Zum ersten Mal finde ich einen Artikel vom «Le Monde diplomatique» unter jedem Niveau. Er beginnt mit der Feststellung, Bidens Aufruf, die Wahrheit zu verteidigen und die Lügen zu bekämpfen, sei von einmaliger Dreistigkeit, schlängelt sich durch Grenzgebiete von Antirassismus, Cancel Culture und Political Correctness zum Höhepunkt: «Aber derzeit verfügt das konservative Lager nicht über die Waffen», um die andere Seite zum Schweigen zu bringen, denn «die kulturelle Legitimität liegt komplett bei der Koalition der Entsetzten». Das progressive Lager trage, statt sich «um die ökonomische Lage der weissen Arbeiterschaft zu kümmern», «Stickers mit der Aufschrift ‹Respektiert die Wissenschaft›». Das führe zu Verhältnissen wie im Kalten Krieg, als unter Kommunistenjäger Edgar Hoover «Verdächtigungen und Schuldzuweisungen praktisch jeden und jede treffen» konnten. Schliesslich vergleicht der Schreiber noch den Kampf gegen den Trumpismus mit der Kampagne von 1936 gegen die Wiederwahl Roosevelts, des Initianten des New Deal und des Sozialstaates in den USA, um mit der Drohung zu schliessen: «Wenn man Giftgas in der Hand und ein Ziel vor Augen hat, hält man das für eine grossartige Waffe, aber der Wind kann drehen – insbesondere in der Politik – und plötzlich kriegst du das Giftgas selbst ins Gesicht.»

Ich hoffe, wir müssen nie mehr einen Text von Thomas Frank in «Le Monde diplomatique» lesen.

Felix Schweiter, per E-Mail

Pandemischer Autoverkehr

Nach dem Waldsterben, dem Arten- und dem Gletschersterben nun das Menschensterben: Die Coronapandemie zwingt uns zum Nachdenken über Leben und Tod. Die Angst vor Ansteckung und Krankheit prägt unsern Alltag. Doch sind wir bereit, unsere Lebensweise zu ändern?

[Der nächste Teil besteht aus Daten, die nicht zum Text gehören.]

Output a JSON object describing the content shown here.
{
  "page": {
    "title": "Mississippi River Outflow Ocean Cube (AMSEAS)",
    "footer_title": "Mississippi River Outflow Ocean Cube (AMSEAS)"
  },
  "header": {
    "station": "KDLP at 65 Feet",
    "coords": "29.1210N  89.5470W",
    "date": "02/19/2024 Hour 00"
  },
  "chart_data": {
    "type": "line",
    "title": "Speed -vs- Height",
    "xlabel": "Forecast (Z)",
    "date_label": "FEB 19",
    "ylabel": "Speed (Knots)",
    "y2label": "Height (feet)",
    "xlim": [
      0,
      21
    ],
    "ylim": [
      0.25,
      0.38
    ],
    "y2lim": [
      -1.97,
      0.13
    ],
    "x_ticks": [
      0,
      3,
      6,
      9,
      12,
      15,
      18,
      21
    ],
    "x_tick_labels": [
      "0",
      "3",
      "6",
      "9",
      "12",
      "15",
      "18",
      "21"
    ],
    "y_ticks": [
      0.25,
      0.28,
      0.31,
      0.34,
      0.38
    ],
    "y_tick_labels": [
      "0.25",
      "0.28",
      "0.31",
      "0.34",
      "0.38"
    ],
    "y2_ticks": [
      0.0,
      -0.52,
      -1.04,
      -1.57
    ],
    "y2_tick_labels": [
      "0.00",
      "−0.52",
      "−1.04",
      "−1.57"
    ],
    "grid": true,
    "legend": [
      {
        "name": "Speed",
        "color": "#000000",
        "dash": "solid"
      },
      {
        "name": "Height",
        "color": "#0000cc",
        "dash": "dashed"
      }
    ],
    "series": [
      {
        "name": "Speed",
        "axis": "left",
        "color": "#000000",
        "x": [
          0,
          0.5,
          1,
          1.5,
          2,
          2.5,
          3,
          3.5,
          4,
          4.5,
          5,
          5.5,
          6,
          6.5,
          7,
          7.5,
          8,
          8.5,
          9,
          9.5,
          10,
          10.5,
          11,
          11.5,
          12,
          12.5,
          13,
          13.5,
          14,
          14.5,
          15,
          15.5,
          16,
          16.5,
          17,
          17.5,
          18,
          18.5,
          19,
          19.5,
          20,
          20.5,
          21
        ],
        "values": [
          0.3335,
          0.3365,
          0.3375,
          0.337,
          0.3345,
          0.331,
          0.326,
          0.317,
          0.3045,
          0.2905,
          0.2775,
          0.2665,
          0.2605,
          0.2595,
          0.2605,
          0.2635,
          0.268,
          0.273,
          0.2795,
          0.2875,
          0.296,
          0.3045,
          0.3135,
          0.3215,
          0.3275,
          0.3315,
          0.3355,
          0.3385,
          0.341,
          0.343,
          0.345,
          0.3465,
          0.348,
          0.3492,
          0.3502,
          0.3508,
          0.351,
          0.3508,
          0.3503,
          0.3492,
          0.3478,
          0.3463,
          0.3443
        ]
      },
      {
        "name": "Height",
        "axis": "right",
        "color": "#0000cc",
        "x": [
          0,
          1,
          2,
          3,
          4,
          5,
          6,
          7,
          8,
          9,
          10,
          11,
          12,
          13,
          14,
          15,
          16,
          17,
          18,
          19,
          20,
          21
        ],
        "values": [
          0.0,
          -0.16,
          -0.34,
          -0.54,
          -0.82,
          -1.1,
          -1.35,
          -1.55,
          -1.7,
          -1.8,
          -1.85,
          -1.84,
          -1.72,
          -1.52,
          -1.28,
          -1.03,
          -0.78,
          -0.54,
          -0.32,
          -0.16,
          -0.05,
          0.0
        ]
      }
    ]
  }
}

Immer wieder ist es die Wissenschaft, die Umweltveränderungen erklärt und nachweist, dass der Mensch selber Ursache gravierender Veränderungen ist. Das Artensterben gilt nebst der Klimakrise als grösste Bedrohung weltweit. Weil der Mensch den Planeten innerhalb kürzester Zeit verändert, haben Wissenschaftler das Zeitalter des Anthropozän ausgerufen.

Die Luftverschmutzung, die Langzeitbelastung durch toxische Feinstäube, ist ein bestimmender Faktor bei Atemwegserkrankungen. Die kleinen Partikel können sich mit Viren verbinden, direkt in Blutbahnen und Organe eindringen und Entzündungen auslösen.

Wir wissen alle, dass der motorisierte Verkehr am meisten toxische Feinstäube freisetzt und den Klimawandel beschleunigt. Er gefährdet unsere Gesundheit in hohem Mass. Deshalb muss man sich wundern, weshalb der Autoverkehr immer noch so viele Privilegien und Freiheiten besitzt, während Wirtschaft, Kultur und Gesellschaft rigorose Massnahmen zur raschen Senkung der Fallzahlen beziehungsweise zum Schutz der Volksgesundheit ertragen müssen. Es wäre an der Zeit, dass wir uns Gedanken machen über Verhaltensänderungen mit langfristiger Wirkung. Und Forderungen der Klimajugend ernst nehmen.